DEPORTES › OPINION
› Por Gustavo Veiga
No hay manera de entrarle al tema por una vía original, inédita y mucho menos moralizadora. No hay caso. El fútbol se lo comió todo y en nombre del fútbol se hace cualquier estrago. Esta vez fueron uno o más individuos identificados con Boca. En el pasado reciente o en tiempos más primitivos, de otros equipos. La violencia quedó más expuesta ahora porque pasó en un clásico, el clásico más esperado de los últimos diez años. Y despertó reacciones de las más variadas por el método empleado: un ataque con gas pimienta a jugadores de River que salían por la manga a la cancha para disputar el segundo tiempo. No hicieron falta piedrazos. Ni otros objetos contundentes. Es más, en la noche del partido inconcluso de la Bombonera, un hincha local agregó una provocación sofisticada: desde la bandeja baja que da al Riachuelo, manipuló un drone con el fantasma de la B. Se completaba así una coreografía grotesca.
El problema más grave es que la violencia en el fútbol se naturalizó hace décadas. Es anestésica. Nos parecen normales, ajenas, sus centenares de muertes y no nos indignamos hasta que se produce la próxima. Ciertas formas de agresión se presumen transgresoras, permitidas, en el plano concreto o simbólico. Se confunden el folklore del fútbol y las cargadas para mortificar al otro, humillarlo, hasta transformarlo en el enemigo público número uno.
No se lo trata como a un adversario que merece respeto y sí aquel al que debe pisárselo. Vale todo y no importan los medios para lograrlo. Con gas pimienta o sin él, con trampas, patadas alevosas o con cualquier otra viveza criolla que arrastramos desde nuestra peor tradición futbolera. Un mal ejemplo que a menudo es noticia en todo el mundo.

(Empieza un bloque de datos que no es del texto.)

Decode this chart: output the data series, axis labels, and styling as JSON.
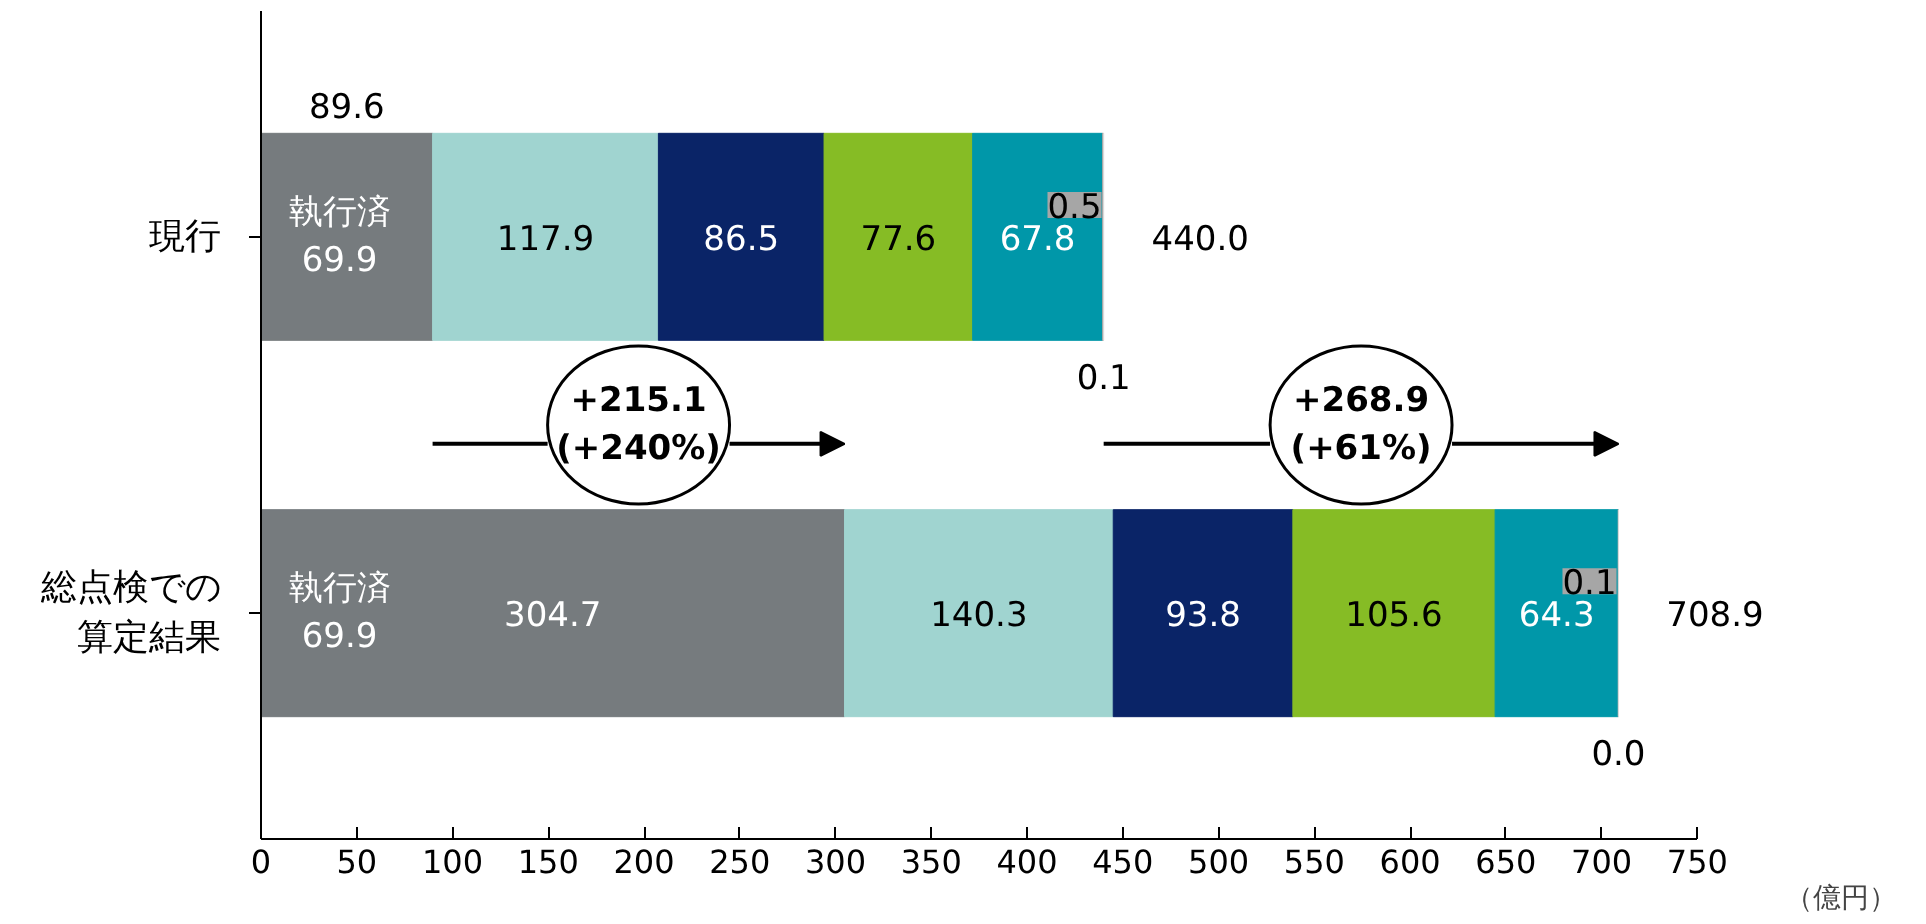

Pero hay diferentes grados de responsabilidad en el problema. Los dirigentes están para dirigir, no para sacar ventajas de una situación donde está comprometida la salud de futbolistas. La Policía Federal para prevenir y actuar cuando se produce un hecho y no cuando culmina y tiene consecuencias demoledoras. ¿O para qué están las decenas de cámaras que monitorean un estadio y que los clubes pagaron por fortunas? ¿Para qué está la seguridad privada de un club como Boca, formada a imagen y semejanza del comisario Jorge “el Fino” Palacios y el fiscal federal Carlos Stornelli, ambos responsables del área bajo las presidencias de Mauricio Macri y Daniel Angelici, respectivamente?
El desastre de la Bombonera es una posibilidad histórica para barajar y dar de nuevo. Pero con las cartas que juega el fútbol no puede ganar ni con 33 de mano. Los funcionarios y dirigentes se hacen los sotas, los jugadores tienen menos credibilidad que un ancho falso, los árbitros menos peso que un seis de oro y la mayoría pacífica de los hinchas valen para las autoridades menos que un cuatro de copas. El ancho de espadas, por ahora, ya sabemos quién lo tiene.
No queremos regalarle el fútbol a esa mafia que viene ganando de mano hace décadas. Con su capacidad intacta para extorsionar, amenazar y, cuando le resulta indispensable, matar. Pero de tan desgastante y tan inocua que es la prédica (eso somos, predicadores del sinsentido), a esta altura parece que es “mejor no hablar de ciertas cosas”, como cantaba Luca Prodan. Está probado. En este tema es al cuete.